# 5.2. ControlNet
## Dreambooth + ControlNet

Controlling image diffusion models by conditioning the model with an additional input image

----

Based on the **fine-tuning** evaluation, **controlnet** is now also used to control image generation more precisely and further improve image quality of the food packaging designs.


All image generations were done with the following **hyperparameters**:

`number of training images` **15**,

`learning rate` **$1 \times 10^{-4}$**, 

`training steps` **2000**

The **dreambooth x controlnet evaluation** was based on 50 output-images, which were rated as “achieved” and “not achieved” in the following categories:

1. **brand coherence**
2. **target design**
3. **visual aesthetics**

---

**Find the evaluated image-grids under:**

anhang/anhang 03_dreambooth x controlnet

anhang/anhang 05_nesquik_dreambooth x controlnet

## Setup

In [None]:
%env HF_HOME=/cluster/user/ehoemmen/.cache
%env HF_DATASETS_CACHE=/cluster/user/ehoemmen/.cache

In [None]:
!pip install diffusers --upgrade -q
!pip install opencv-python transformers mediapipe matplotlib accelerate -q

In [None]:
from diffusers import StableDiffusionXLControlNetPipeline, ControlNetModel, AutoencoderKL, UniPCMultistepScheduler
from diffusers.utils import load_image
import numpy as np
import torch

import cv2
from PIL import Image

In [None]:
# create grid
from PIL import Image

#Image Grid
def image_grid(imgs, rows, cols):
    assert len(imgs) == rows*cols

    w, h = imgs[0].size
    grid = Image.new('RGB', size=(cols*w, rows*h))
    grid_w, grid_h = grid.size
    
    for i, img in enumerate(imgs):
        grid.paste(img, box=(i%cols*w, i//cols*h))
    return grid

## Inference

In [None]:
# initialize the models and pipeline
controlnet_conditioning_scale = 0.5  # recommended for good generalization

controlnet = ControlNetModel.from_pretrained(
    "diffusers/controlnet-canny-sdxl-1.0", torch_dtype=torch.float16, cache_dir="/cluster/user/ehoemmen/.cache",
)
vae = AutoencoderKL.from_pretrained("madebyollin/sdxl-vae-fp16-fix", torch_dtype=torch.float16, cache_dir="/cluster/user/ehoemmen/.cache",
)
pipe = StableDiffusionXLControlNetPipeline.from_pretrained(
    "stabilityai/stable-diffusion-xl-base-1.0",  controlnet=controlnet, vae=vae, torch_dtype=torch.float16, cache_dir="/cluster/user/ehoemmen/.cache",
)

#load fine-tuned lora-weights
pipe.load_lora_weights("erikhsos/nesquik_15-images_LoRA_lr1-4_2000")

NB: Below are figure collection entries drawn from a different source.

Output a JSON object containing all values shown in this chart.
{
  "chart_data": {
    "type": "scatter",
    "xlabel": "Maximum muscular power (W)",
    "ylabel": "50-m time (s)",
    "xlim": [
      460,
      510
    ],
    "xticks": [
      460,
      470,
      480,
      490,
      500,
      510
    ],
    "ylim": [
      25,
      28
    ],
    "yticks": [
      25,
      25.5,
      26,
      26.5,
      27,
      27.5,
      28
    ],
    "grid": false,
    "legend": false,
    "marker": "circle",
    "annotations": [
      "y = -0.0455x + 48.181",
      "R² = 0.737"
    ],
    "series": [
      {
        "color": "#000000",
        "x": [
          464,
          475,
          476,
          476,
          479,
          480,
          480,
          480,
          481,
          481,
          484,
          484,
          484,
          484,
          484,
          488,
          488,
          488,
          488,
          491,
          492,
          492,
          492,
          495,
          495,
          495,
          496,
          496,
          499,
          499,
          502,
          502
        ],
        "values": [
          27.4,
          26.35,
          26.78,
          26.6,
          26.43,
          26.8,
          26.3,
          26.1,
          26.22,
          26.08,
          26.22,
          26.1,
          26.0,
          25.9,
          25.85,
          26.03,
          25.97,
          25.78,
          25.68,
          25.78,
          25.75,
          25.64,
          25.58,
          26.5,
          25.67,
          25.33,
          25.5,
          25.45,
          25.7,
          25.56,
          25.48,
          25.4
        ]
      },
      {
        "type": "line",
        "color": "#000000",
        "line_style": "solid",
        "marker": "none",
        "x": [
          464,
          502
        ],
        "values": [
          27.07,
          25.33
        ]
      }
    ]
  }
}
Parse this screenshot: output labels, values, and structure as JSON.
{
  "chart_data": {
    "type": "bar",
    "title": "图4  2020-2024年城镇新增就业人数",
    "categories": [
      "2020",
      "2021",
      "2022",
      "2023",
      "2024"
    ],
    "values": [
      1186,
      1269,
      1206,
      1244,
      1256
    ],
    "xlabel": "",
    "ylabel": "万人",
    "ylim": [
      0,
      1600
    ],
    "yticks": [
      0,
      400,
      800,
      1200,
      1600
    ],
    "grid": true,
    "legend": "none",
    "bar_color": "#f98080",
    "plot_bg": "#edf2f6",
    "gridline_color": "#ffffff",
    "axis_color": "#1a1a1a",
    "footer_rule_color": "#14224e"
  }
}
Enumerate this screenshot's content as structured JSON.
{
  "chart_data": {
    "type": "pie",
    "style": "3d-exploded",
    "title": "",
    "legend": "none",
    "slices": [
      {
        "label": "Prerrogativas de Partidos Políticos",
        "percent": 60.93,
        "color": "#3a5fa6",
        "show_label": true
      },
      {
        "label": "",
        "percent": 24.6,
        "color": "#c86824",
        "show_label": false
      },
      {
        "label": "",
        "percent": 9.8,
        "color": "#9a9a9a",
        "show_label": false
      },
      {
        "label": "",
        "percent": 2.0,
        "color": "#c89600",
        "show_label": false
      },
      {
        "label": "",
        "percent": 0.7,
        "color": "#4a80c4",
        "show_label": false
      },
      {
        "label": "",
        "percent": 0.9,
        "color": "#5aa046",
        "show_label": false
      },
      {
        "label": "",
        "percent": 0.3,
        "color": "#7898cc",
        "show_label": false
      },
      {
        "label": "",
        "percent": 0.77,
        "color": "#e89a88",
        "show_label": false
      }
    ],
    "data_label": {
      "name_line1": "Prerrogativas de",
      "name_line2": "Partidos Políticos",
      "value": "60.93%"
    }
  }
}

pipe.enable_sequential_cpu_offload()

In [None]:
#unload lora weights

pipe.unload_lora_weights()

In [None]:
num_images = 4

# list of colors
colors = ["light green", "light blue", "olive", "grey"]

# prompt for different colors
prompts = [f"a [CB] bottle photo with a {color} label with the text CAMPUSBIER" for color in colors]
neg_prompt="green label, brown bottle"

# load original image
image = load_image(
   '/cluster/user/ehoemmen/development/tests_sonstiges/05_Masterarbeit/03_inpainting/campusbier_input.png' #enter path
)

# create canny edge image
image = np.array(original_image)
image = cv2.Canny(image, 100, 200)
image = image[:, :, None]
image = np.concatenate([image, image, image], axis=2)
canny_image = Image.fromarray(image)

# use specific seed, if necessary
generator = torch.manual_seed(493)

# create images
generated_images = pipe(
    prompts,
    negative_prompt=neg_prompt,
    num_inference_steps=25,
    controlnet_conditioning_scale=controlnet_conditioning_scale, 
    image=canny_image,
    generator=generator
).images

# create image grid
grid = image_grid(generated_images, rows=1, cols=num_images)

grid

## Results

The results could be improved in all evaluated categories so that more relevant images can be generated overall.

The image quality improves a lot and now it's possible to generate text.